A new FDA-approved combination therapy is offering hope to women with platinum-resistant ovarian cancer, a particularly aggressive form of the disease that has historically left patients with few options. The approval marks the first time an immunotherapy-based regimen has demonstrated a statistically significant survival benefit in this challenging patient population, according to the pivotal KEYNOTE-B96 trial announced in February 2026.

What Is Platinum-Resistant Ovarian Cancer and Why Is It So Difficult to Treat?

Platinum-resistant ovarian cancer develops when tumors stop responding to platinum-based chemotherapy drugs, the traditional first-line treatment for ovarian cancer. When patients experience recurrence after platinum therapy, their options become severely limited, and long-term survival rates drop significantly. This represents a critical unmet need in gynecologic oncology, affecting thousands of women who have exhausted standard treatment pathways.

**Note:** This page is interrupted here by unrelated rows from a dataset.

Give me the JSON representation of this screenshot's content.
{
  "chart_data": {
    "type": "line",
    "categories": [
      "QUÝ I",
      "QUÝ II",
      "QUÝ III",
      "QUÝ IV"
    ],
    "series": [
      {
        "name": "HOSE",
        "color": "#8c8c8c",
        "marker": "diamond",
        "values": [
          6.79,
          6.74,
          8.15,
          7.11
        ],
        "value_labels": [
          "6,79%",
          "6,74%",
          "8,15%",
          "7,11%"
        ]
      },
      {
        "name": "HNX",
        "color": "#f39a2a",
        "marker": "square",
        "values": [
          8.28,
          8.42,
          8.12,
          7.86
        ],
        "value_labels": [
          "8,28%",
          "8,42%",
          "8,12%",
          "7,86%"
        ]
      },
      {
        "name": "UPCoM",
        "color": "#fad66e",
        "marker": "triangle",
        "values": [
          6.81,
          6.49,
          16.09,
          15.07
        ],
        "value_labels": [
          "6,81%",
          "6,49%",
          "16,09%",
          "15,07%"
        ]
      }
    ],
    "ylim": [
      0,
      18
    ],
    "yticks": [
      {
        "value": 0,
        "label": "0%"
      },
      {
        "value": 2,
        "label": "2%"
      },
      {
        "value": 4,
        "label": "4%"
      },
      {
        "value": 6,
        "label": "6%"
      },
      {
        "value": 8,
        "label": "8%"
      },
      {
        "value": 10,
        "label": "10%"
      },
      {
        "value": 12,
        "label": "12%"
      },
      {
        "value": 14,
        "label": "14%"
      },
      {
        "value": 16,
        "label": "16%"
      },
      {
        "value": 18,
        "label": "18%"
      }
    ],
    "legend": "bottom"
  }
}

The newly approved regimen combines three components: pembrolizumab (a PD-1 inhibitor that releases the brakes on immune cells), weekly paclitaxel (a chemotherapy drug that increases tumor visibility to the immune system), and bevacizumab (which cuts off blood supply to tumors). This multi-modal approach targets cancer from different angles simultaneously.

What Did the KEYNOTE-B96 Trial Actually Show?

The KEYNOTE-B96 trial enrolled adults with platinum-resistant epithelial ovarian, fallopian tube, or primary peritoneal carcinoma who had received one or two prior treatment regimens. Researchers focused specifically on patients whose tumors expressed PD-L1, a protein that helps identify which patients are most likely to benefit from immunotherapy.

The results demonstrated clinically meaningful improvements for the PD-L1 positive population:

• Overall Survival: Women receiving the pembrolizumab combination lived an average of 18.2 months compared to 14.0 months in the control group, representing a 4.2-month survival extension with over 99% certainty of benefit
• Progression-Free Survival: The combination delayed disease progression to 8.3 months versus 7.2 months in the control arm, a 1.1-month difference
• Statistical Confidence: Both survival improvements reached statistical significance, meaning researchers can be highly confident these results reflect true treatment benefit rather than chance

The survival benefit represents a substantial advancement for a patient population that previously had limited therapeutic options. However, the more modest progression-free survival improvement suggests the primary benefit may come from long-term immune-mediated control of the disease rather than immediate tumor shrinkage.

How to Determine If This Treatment Is Right for You

• PD-L1 Testing Requirement: The FDA requires testing using the 22C3 pharmDx assay to identify candidates. Only patients with a Combined Positive Score of 1 or higher qualify for this regimen, meaning not all platinum-resistant ovarian cancer patients will benefit
• Treatment History Consideration: This combination is indicated for patients who have received one or two prior systemic treatment regimens and experienced platinum resistance, not for newly diagnosed patients
• Immune-Related Side Effect Monitoring: Common grade 3 or 4 adverse events include immune-mediated toxicities such as colitis, hepatitis, and pneumonitis, requiring close clinical vigilance and management by your oncology team
• Ongoing Chemotherapy Component: Pembrolizumab is used in combination with weekly paclitaxel, meaning chemotherapy remains a fundamental component of the treatment regimen rather than a standalone immunotherapy approach

Patients should discuss their PD-L1 status, treatment history, and individual clinical profile with their oncology team to determine whether this combination is appropriate for their specific situation.

What Does This Approval Mean for the Future of Ovarian Cancer Treatment?

This FDA approval underscores a significant shift toward precision medicine in gynecologic oncology. Rather than using a one-size-fits-all approach, oncologists can now identify which patients are most likely to respond based on their tumor's molecular characteristics. The requirement for PD-L1 testing ensures that patients receive targeted therapy matched to their individual cancer biology.

The approval provides a new standard of care for an otherwise difficult-to-treat population. For women with platinum-resistant disease who test positive for PD-L1, this combination offers a viable therapeutic pathway that has been shown to extend survival by over four months. While this may not sound dramatic, for patients facing recurrent ovarian cancer with limited options, additional months of life represent a meaningful clinical benefit.

One important limitation remains: the survival benefit is restricted to the PD-L1 positive population, leaving a significant gap for PD-L1 negative patients that requires further research and development of alternative therapeutic strategies.